As shown above, the feature selection algorithm with the highest detection probability is marked in bold, and “Ave” represents the average value of the 5 schemes. In the first, third, and fifth experiments, the detection results based on the feature selection data set are superior to the complete data set in the detection probability, and in the second and fourth experiments, the detection probability of the feature selection data set is equivalent to the complete data set. Since some features are lowly correlated with the target, filtering out these features helps improve the detection probability by the classifier. From the average of the detection probability, the feature selection method with the highest detection probability is mRMR, with a detection probability of 0.7574, which is generally better than other feature selection algorithms. The average detection probability of PWMI is 0.7396, which is second only to mRMR.

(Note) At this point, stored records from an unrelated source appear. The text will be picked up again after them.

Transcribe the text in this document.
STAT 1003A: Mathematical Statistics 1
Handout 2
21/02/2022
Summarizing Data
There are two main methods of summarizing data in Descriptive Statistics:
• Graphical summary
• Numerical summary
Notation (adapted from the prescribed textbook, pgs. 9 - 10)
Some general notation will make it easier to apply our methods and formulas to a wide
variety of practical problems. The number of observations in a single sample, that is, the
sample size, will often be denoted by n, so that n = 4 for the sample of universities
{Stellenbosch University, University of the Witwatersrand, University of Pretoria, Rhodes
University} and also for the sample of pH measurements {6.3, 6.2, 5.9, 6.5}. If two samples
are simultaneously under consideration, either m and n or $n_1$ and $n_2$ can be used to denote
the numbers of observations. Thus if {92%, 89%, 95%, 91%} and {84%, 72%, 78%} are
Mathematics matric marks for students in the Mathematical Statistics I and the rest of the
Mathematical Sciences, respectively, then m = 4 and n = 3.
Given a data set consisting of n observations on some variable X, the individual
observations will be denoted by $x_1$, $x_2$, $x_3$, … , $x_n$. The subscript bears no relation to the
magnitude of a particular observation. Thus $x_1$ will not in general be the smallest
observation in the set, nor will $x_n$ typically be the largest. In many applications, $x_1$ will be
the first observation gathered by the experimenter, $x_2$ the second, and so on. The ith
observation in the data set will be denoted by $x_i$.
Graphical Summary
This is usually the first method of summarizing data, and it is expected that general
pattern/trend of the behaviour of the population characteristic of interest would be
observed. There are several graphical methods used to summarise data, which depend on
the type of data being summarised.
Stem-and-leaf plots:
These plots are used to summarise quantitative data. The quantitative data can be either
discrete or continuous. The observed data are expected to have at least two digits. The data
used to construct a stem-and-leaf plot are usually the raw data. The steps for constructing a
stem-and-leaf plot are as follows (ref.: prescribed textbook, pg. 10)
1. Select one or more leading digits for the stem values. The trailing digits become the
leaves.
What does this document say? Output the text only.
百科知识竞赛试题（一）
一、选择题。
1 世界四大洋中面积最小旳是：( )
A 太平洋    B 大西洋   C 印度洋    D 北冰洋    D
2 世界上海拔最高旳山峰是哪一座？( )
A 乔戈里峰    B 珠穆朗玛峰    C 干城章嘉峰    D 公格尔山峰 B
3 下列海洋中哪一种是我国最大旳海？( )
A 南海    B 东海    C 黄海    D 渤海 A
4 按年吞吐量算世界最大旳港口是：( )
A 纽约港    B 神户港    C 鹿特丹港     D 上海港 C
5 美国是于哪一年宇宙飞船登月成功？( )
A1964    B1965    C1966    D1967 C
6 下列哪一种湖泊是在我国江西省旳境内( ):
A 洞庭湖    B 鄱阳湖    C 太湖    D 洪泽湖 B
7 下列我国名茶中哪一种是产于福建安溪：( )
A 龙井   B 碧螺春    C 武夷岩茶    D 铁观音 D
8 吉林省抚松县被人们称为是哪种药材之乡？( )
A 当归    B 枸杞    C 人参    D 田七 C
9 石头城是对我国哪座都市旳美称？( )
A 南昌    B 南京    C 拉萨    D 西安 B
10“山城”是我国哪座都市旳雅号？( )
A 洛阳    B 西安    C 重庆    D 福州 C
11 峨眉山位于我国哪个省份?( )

However, the case of Experiment 1 is quite special. The training set consists of image sequences 1–9, and the test set consists of image sequences 10–12. It can be seen from Table 4 that the training set and the detected concentrated infrared features are obtained for completely different scenes. Using all the features for classification, the detection probability is lower than most of the selected detection probabilities. mRMR is the best-performing feature selection method in many experiments, but in experiment 1 its detection probability is lower than PWMI. Under the condition that the difference between the training set and the test set is large, only the statistical information of the training set is used to select the optimal feature, and the most suitable feature cannot be selected accurately. It is thus necessary to judge the priority of the selection considering the physical meaning of each feature. Figure 7 shows the variation of the detection probability in Experiment 1 with the number of selected features, and Table 6 shows the scores obtained by all feature selection algorithms.

Fig. 7
figure 7

The influence of the number of selected features on the detection probability

Table 6 Scores of various features by the feature selection algorithms

It can be seen that the PWMI and mRMR results are the same in the selection of the first 6 features, and the PWMI is better than the mRMR when the seventh feature is selected. As seen from Table 6, mRMR selects NWIE, and PWMI selects MLHM. The seven choices of MRMR and PWMI are marked by bolding, while their seventh choices are marked by underlining. MLHM belongs to the infrared visual feature of the contrast mechanism characteristic (quotient) group. There are no similar type features for the first 6 features selected. NWIE and EbLDM belong to the contrast mechanism characteristic (difference). The PWMI gives EbLDM a higher weight as punishment, so that the MLHM based on different physical principles is selected as the candidate target. Thus, a better detection probability is achieved under the condition that the training set and the test set have large differences.

5 Conclusion

The performance of infrared and radar fusion target detection is better than that of single sensor, and data preprocessing is the key to data fusion. By reducing the amount of data in the infrared data set, the detection probability is improved. The Prior Weighted Mutual Information Feature Selection method utilizes the physical meaning of the feature itself, and can achieve higher detection probability in the case of large difference of scenes, and the average detection probability is equivalent to the classical algorithm. It effectively improves the performance and robustness of the infrared and radar fusion detection.